Mathematically, we express this as \( \chi^2 = \sum \frac{(O_i - E_i)^2}{E_i} \), where \(O_i\) and \(E_i\) are the observed and expected counts for category \(i\), respectively. A higher chi-square value indicates a greater discrepancy between the observed and expected data, which can lead us to question the validity of the null hypothesis.

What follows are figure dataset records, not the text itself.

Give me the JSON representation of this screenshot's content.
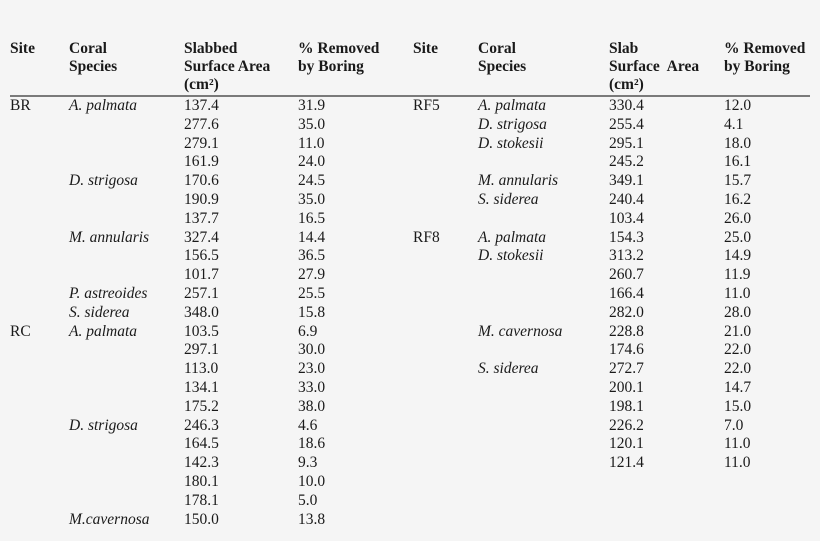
{
  "header": {
    "left": {
      "site": "Site",
      "species": [
        "Coral",
        "Species"
      ],
      "area": [
        "Slabbed",
        "Surface Area",
        "(cm²)"
      ],
      "removed": [
        "% Removed",
        "by Boring"
      ]
    },
    "right": {
      "site": "Site",
      "species": [
        "Coral",
        "Species"
      ],
      "area": [
        "Slab",
        "Surface  Area",
        "(cm²)"
      ],
      "removed": [
        "% Removed",
        "by Boring"
      ]
    }
  },
  "left_rows": [
    {
      "site": "BR",
      "species": "A. palmata",
      "area": "137.4",
      "removed": "31.9"
    },
    {
      "site": "",
      "species": "",
      "area": "277.6",
      "removed": "35.0"
    },
    {
      "site": "",
      "species": "",
      "area": "279.1",
      "removed": "11.0"
    },
    {
      "site": "",
      "species": "",
      "area": "161.9",
      "removed": "24.0"
    },
    {
      "site": "",
      "species": "D. strigosa",
      "area": "170.6",
      "removed": "24.5"
    },
    {
      "site": "",
      "species": "",
      "area": "190.9",
      "removed": "35.0"
    },
    {
      "site": "",
      "species": "",
      "area": "137.7",
      "removed": "16.5"
    },
    {
      "site": "",
      "species": "M. annularis",
      "area": "327.4",
      "removed": "14.4"
    },
    {
      "site": "",
      "species": "",
      "area": "156.5",
      "removed": "36.5"
    },
    {
      "site": "",
      "species": "",
      "area": "101.7",
      "removed": "27.9"
    },
    {
      "site": "",
      "species": "P. astreoides",
      "area": "257.1",
      "removed": "25.5"
    },
    {
      "site": "",
      "species": "S. siderea",
      "area": "348.0",
      "removed": "15.8"
    },
    {
      "site": "RC",
      "species": "A. palmata",
      "area": "103.5",
      "removed": "6.9"
    },
    {
      "site": "",
      "species": "",
      "area": "297.1",
      "removed": "30.0"
    },
    {
      "site": "",
      "species": "",
      "area": "113.0",
      "removed": "23.0"
    },
    {
      "site": "",
      "species": "",
      "area": "134.1",
      "removed": "33.0"
    },
    {
      "site": "",
      "species": "",
      "area": "175.2",
      "removed": "38.0"
    },
    {
      "site": "",
      "species": "D. strigosa",
      "area": "246.3",
      "removed": "4.6"
    },
    {
      "site": "",
      "species": "",
      "area": "164.5",
      "removed": "18.6"
    },
    {
      "site": "",
      "species": "",
      "area": "142.3",
      "removed": "9.3"
    },
    {
      "site": "",
      "species": "",
      "area": "180.1",
      "removed": "10.0"
    },
    {
      "site": "",
      "species": "",
      "area": "178.1",
      "removed": "5.0"
    },
    {
      "site": "",
      "species": "M.cavernosa",
      "area": "150.0",
      "removed": "13.8"
    }
  ],
  "right_rows": [
    {
      "site": "RF5",
      "species": "A. palmata",
      "area": "330.4",
      "removed": "12.0"
    },
    {
      "site": "",
      "species": "D. strigosa",
      "area": "255.4",
      "removed": "4.1"
    },
    {
      "site": "",
      "species": "D. stokesii",
      "area": "295.1",
      "removed": "18.0"
    },
    {
      "site": "",
      "species": "",
      "area": "245.2",
      "removed": "16.1"
    },
    {
      "site": "",
      "species": "M. annularis",
      "area": "349.1",
      "removed": "15.7"
    },
    {
      "site": "",
      "species": "S. siderea",
      "area": "240.4",
      "removed": "16.2"
    },
    {
      "site": "",
      "species": "",
      "area": "103.4",
      "removed": "26.0"
    },
    {
      "site": "RF8",
      "species": "A. palmata",
      "area": "154.3",
      "removed": "25.0"
    },
    {
      "site": "",
      "species": "D. stokesii",
      "area": "313.2",
      "removed": "14.9"
    },
    {
      "site": "",
      "species": "",
      "area": "260.7",
      "removed": "11.9"
    },
    {
      "site": "",
      "species": "",
      "area": "166.4",
      "removed": "11.0"
    },
    {
      "site": "",
      "species": "",
      "area": "282.0",
      "removed": "28.0"
    },
    {
      "site": "",
      "species": "M. cavernosa",
      "area": "228.8",
      "removed": "21.0"
    },
    {
      "site": "",
      "species": "",
      "area": "174.6",
      "removed": "22.0"
    },
    {
      "site": "",
      "species": "S. siderea",
      "area": "272.7",
      "removed": "22.0"
    },
    {
      "site": "",
      "species": "",
      "area": "200.1",
      "removed": "14.7"
    },
    {
      "site": "",
      "species": "",
      "area": "198.1",
      "removed": "15.0"
    },
    {
      "site": "",
      "species": "",
      "area": "226.2",
      "removed": "7.0"
    },
    {
      "site": "",
      "species": "",
      "area": "120.1",
      "removed": "11.0"
    },
    {
      "site": "",
      "species": "",
      "area": "121.4",
      "removed": "11.0"
    }
  ]
}
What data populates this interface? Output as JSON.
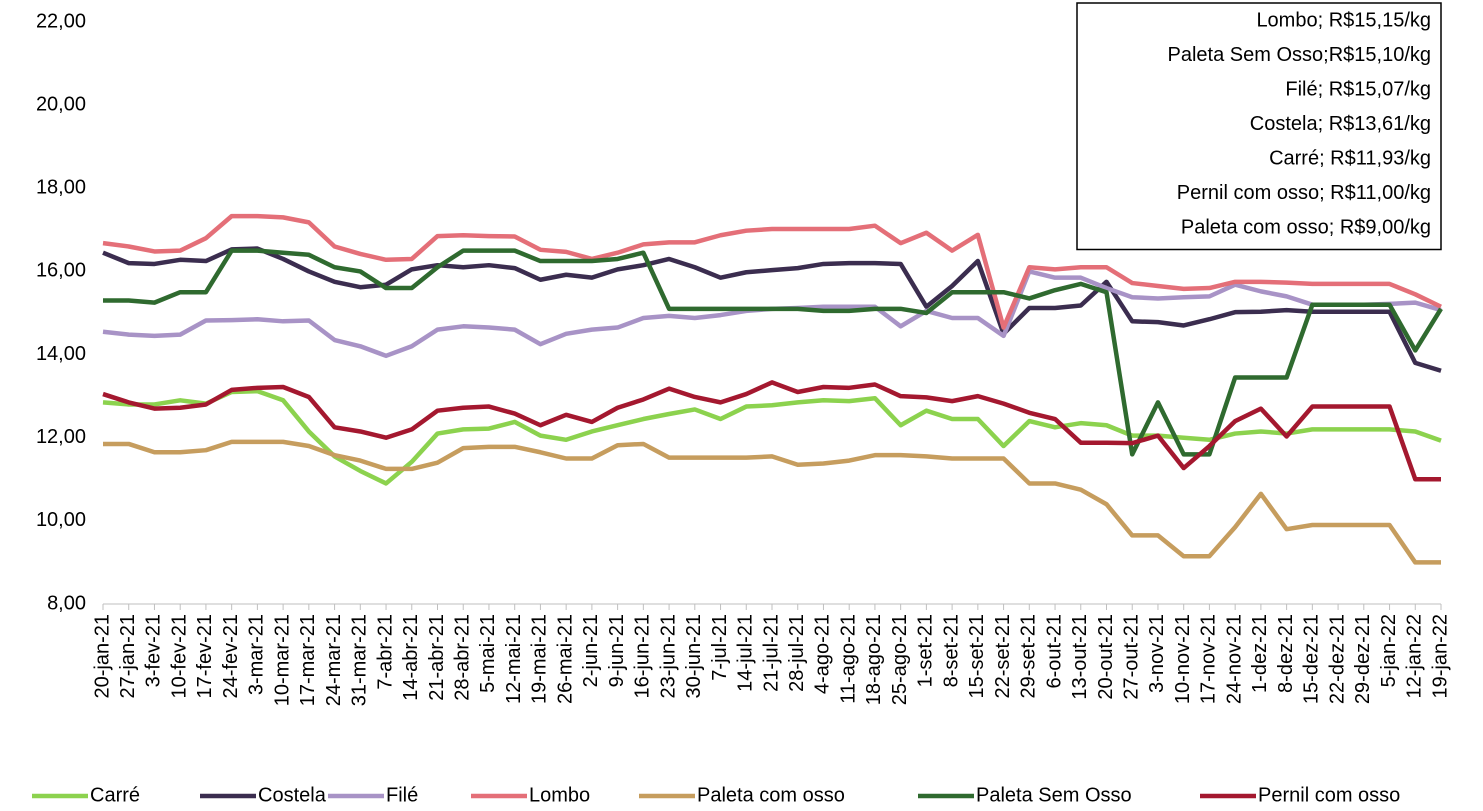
{
  "chart_data": {
    "type": "line",
    "categories": [
      "20-jan-21",
      "27-jan-21",
      "3-fev-21",
      "10-fev-21",
      "17-fev-21",
      "24-fev-21",
      "3-mar-21",
      "10-mar-21",
      "17-mar-21",
      "24-mar-21",
      "31-mar-21",
      "7-abr-21",
      "14-abr-21",
      "21-abr-21",
      "28-abr-21",
      "5-mai-21",
      "12-mai-21",
      "19-mai-21",
      "26-mai-21",
      "2-jun-21",
      "9-jun-21",
      "16-jun-21",
      "23-jun-21",
      "30-jun-21",
      "7-jul-21",
      "14-jul-21",
      "21-jul-21",
      "28-jul-21",
      "4-ago-21",
      "11-ago-21",
      "18-ago-21",
      "25-ago-21",
      "1-set-21",
      "8-set-21",
      "15-set-21",
      "22-set-21",
      "29-set-21",
      "6-out-21",
      "13-out-21",
      "20-out-21",
      "27-out-21",
      "3-nov-21",
      "10-nov-21",
      "17-nov-21",
      "24-nov-21",
      "1-dez-21",
      "8-dez-21",
      "15-dez-21",
      "22-dez-21",
      "29-dez-21",
      "5-jan-22",
      "12-jan-22",
      "19-jan-22"
    ],
    "series": [
      {
        "name": "Carré",
        "color": "#8cd24e",
        "values": [
          12.85,
          12.8,
          12.8,
          12.9,
          12.82,
          13.1,
          13.12,
          12.9,
          12.15,
          11.55,
          11.2,
          10.9,
          11.42,
          12.1,
          12.2,
          12.22,
          12.38,
          12.05,
          11.95,
          12.15,
          12.3,
          12.45,
          12.57,
          12.68,
          12.45,
          12.75,
          12.78,
          12.85,
          12.9,
          12.88,
          12.95,
          12.3,
          12.65,
          12.45,
          12.45,
          11.8,
          12.4,
          12.25,
          12.35,
          12.3,
          12.05,
          12.05,
          12.0,
          11.95,
          12.1,
          12.15,
          12.1,
          12.2,
          12.2,
          12.2,
          12.2,
          12.15,
          11.93
        ]
      },
      {
        "name": "Costela",
        "color": "#3b2d4f",
        "values": [
          16.45,
          16.2,
          16.18,
          16.28,
          16.25,
          16.53,
          16.55,
          16.3,
          16.0,
          15.75,
          15.62,
          15.68,
          16.05,
          16.15,
          16.1,
          16.15,
          16.08,
          15.8,
          15.92,
          15.85,
          16.05,
          16.15,
          16.3,
          16.1,
          15.85,
          15.98,
          16.03,
          16.08,
          16.18,
          16.2,
          16.2,
          16.18,
          15.15,
          15.65,
          16.25,
          14.5,
          15.12,
          15.12,
          15.18,
          15.75,
          14.8,
          14.78,
          14.7,
          14.85,
          15.02,
          15.03,
          15.07,
          15.03,
          15.03,
          15.03,
          15.03,
          13.8,
          13.61
        ]
      },
      {
        "name": "Filé",
        "color": "#a893c6",
        "values": [
          14.55,
          14.48,
          14.45,
          14.48,
          14.82,
          14.83,
          14.85,
          14.8,
          14.82,
          14.35,
          14.2,
          13.97,
          14.2,
          14.6,
          14.68,
          14.65,
          14.6,
          14.25,
          14.5,
          14.6,
          14.65,
          14.88,
          14.93,
          14.88,
          14.95,
          15.05,
          15.1,
          15.12,
          15.15,
          15.15,
          15.15,
          14.68,
          15.05,
          14.88,
          14.88,
          14.45,
          16.0,
          15.85,
          15.85,
          15.6,
          15.38,
          15.35,
          15.38,
          15.4,
          15.68,
          15.52,
          15.4,
          15.2,
          15.2,
          15.2,
          15.22,
          15.25,
          15.07
        ]
      },
      {
        "name": "Lombo",
        "color": "#e46f78",
        "values": [
          16.68,
          16.6,
          16.48,
          16.5,
          16.8,
          17.33,
          17.33,
          17.3,
          17.18,
          16.6,
          16.42,
          16.28,
          16.3,
          16.85,
          16.87,
          16.85,
          16.84,
          16.52,
          16.47,
          16.3,
          16.45,
          16.65,
          16.7,
          16.7,
          16.87,
          16.98,
          17.02,
          17.02,
          17.02,
          17.02,
          17.1,
          16.68,
          16.93,
          16.5,
          16.88,
          14.65,
          16.1,
          16.05,
          16.1,
          16.1,
          15.72,
          15.65,
          15.58,
          15.6,
          15.75,
          15.75,
          15.73,
          15.7,
          15.7,
          15.7,
          15.7,
          15.45,
          15.15
        ]
      },
      {
        "name": "Paleta com osso",
        "color": "#c69d5e",
        "values": [
          11.85,
          11.85,
          11.65,
          11.65,
          11.7,
          11.9,
          11.9,
          11.9,
          11.8,
          11.58,
          11.45,
          11.25,
          11.25,
          11.4,
          11.75,
          11.78,
          11.78,
          11.65,
          11.5,
          11.5,
          11.82,
          11.85,
          11.52,
          11.52,
          11.52,
          11.52,
          11.55,
          11.35,
          11.38,
          11.45,
          11.58,
          11.58,
          11.55,
          11.5,
          11.5,
          11.5,
          10.9,
          10.9,
          10.75,
          10.4,
          9.65,
          9.65,
          9.15,
          9.15,
          9.85,
          10.65,
          9.8,
          9.9,
          9.9,
          9.9,
          9.9,
          9.0,
          9.0
        ]
      },
      {
        "name": "Paleta Sem Osso",
        "color": "#2f6a2f",
        "values": [
          15.3,
          15.3,
          15.25,
          15.5,
          15.5,
          16.5,
          16.5,
          16.45,
          16.4,
          16.1,
          16.0,
          15.6,
          15.6,
          16.1,
          16.5,
          16.5,
          16.5,
          16.25,
          16.25,
          16.25,
          16.3,
          16.45,
          15.1,
          15.1,
          15.1,
          15.1,
          15.1,
          15.1,
          15.05,
          15.05,
          15.1,
          15.1,
          15.0,
          15.5,
          15.5,
          15.5,
          15.35,
          15.55,
          15.7,
          15.5,
          11.6,
          12.85,
          11.6,
          11.6,
          13.45,
          13.45,
          13.45,
          15.2,
          15.2,
          15.2,
          15.2,
          14.1,
          15.1
        ]
      },
      {
        "name": "Pernil com osso",
        "color": "#a4182f",
        "values": [
          13.05,
          12.85,
          12.7,
          12.72,
          12.8,
          13.15,
          13.2,
          13.22,
          12.98,
          12.25,
          12.15,
          12.0,
          12.2,
          12.65,
          12.72,
          12.75,
          12.58,
          12.3,
          12.55,
          12.38,
          12.72,
          12.92,
          13.18,
          12.98,
          12.85,
          13.05,
          13.33,
          13.1,
          13.22,
          13.2,
          13.28,
          13.0,
          12.97,
          12.88,
          13.0,
          12.82,
          12.6,
          12.45,
          11.88,
          11.88,
          11.87,
          12.05,
          11.27,
          11.8,
          12.4,
          12.7,
          12.03,
          12.75,
          12.75,
          12.75,
          12.75,
          11.0,
          11.0
        ]
      }
    ],
    "ylim": [
      8,
      22
    ],
    "yticks": [
      {
        "value": 8,
        "label": "8,00"
      },
      {
        "value": 10,
        "label": "10,00"
      },
      {
        "value": 12,
        "label": "12,00"
      },
      {
        "value": 14,
        "label": "14,00"
      },
      {
        "value": 16,
        "label": "16,00"
      },
      {
        "value": 18,
        "label": "18,00"
      },
      {
        "value": 20,
        "label": "20,00"
      },
      {
        "value": 22,
        "label": "22,00"
      }
    ],
    "annotations": [
      "Lombo; R$15,15/kg",
      "Paleta Sem Osso;R$15,10/kg",
      "Filé; R$15,07/kg",
      "Costela; R$13,61/kg",
      "Carré; R$11,93/kg",
      "Pernil com osso; R$11,00/kg",
      "Paleta com osso; R$9,00/kg"
    ],
    "grid": false,
    "legend": "bottom"
  }
}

In our exercise, we saw a contribution to the chi-square statistic for category B calculated to be 1.389. This value is just one part of the overall chi-square statistic, which would be completed by calculating similar contributions for each category and summing them up.

Degrees of Freedom

Degrees of freedom are an essential concept in statistics, representing the number of values in a calculation that are free to vary. When conducting a Chi-Square Goodness-of-Fit test, the degrees of freedom are determined by the number of categories we are examining minus one.This subtraction accommodates the constraint that the total observed frequencies must equal the total expected frequencies. The degrees of freedom affect the shape of the chi-square distribution, which is used to determine the p-value of the test. In general, the more degrees of freedom, the closer the distribution will look to a normal distribution.

In the context of the exercise, the chi-square distribution is based on six categories, meaning the degrees of freedom we calculated were 5 (\(6 - 1 = 5\)). This figure is then used to reference the chi-square distribution table or a computational tool to assess the likelihood of observing a chi-square statistic as extreme as our calculation, assuming the null hypothesis is true.

Null Hypothesis

The null hypothesis (\(H_0\)) in a statistical test is a statement of no effect or no difference. It's the default assumption that there is no relationship between two measured phenomena. In a Chi-Square Goodness-of-Fit test, we use the null hypothesis to specify the expected probabilities of the different categories if the hypothesis is true.

To test the null hypothesis, we compare the observed data with what we would expect under this assumption. If the observed data are significantly different from the expected data, we may have enough evidence to reject the null hypothesis in favor of the alternative hypothesis (\(H_a\)), which suggests that at least one of the expected probabilities does not hold true.

In our exercise, the table provided the expected probabilities for each category under the null hypothesis. A deviation from these probabilities in our observed data might indicate that the assumption of the null hypothesis - that the data fits these expected probabilities - could be incorrect.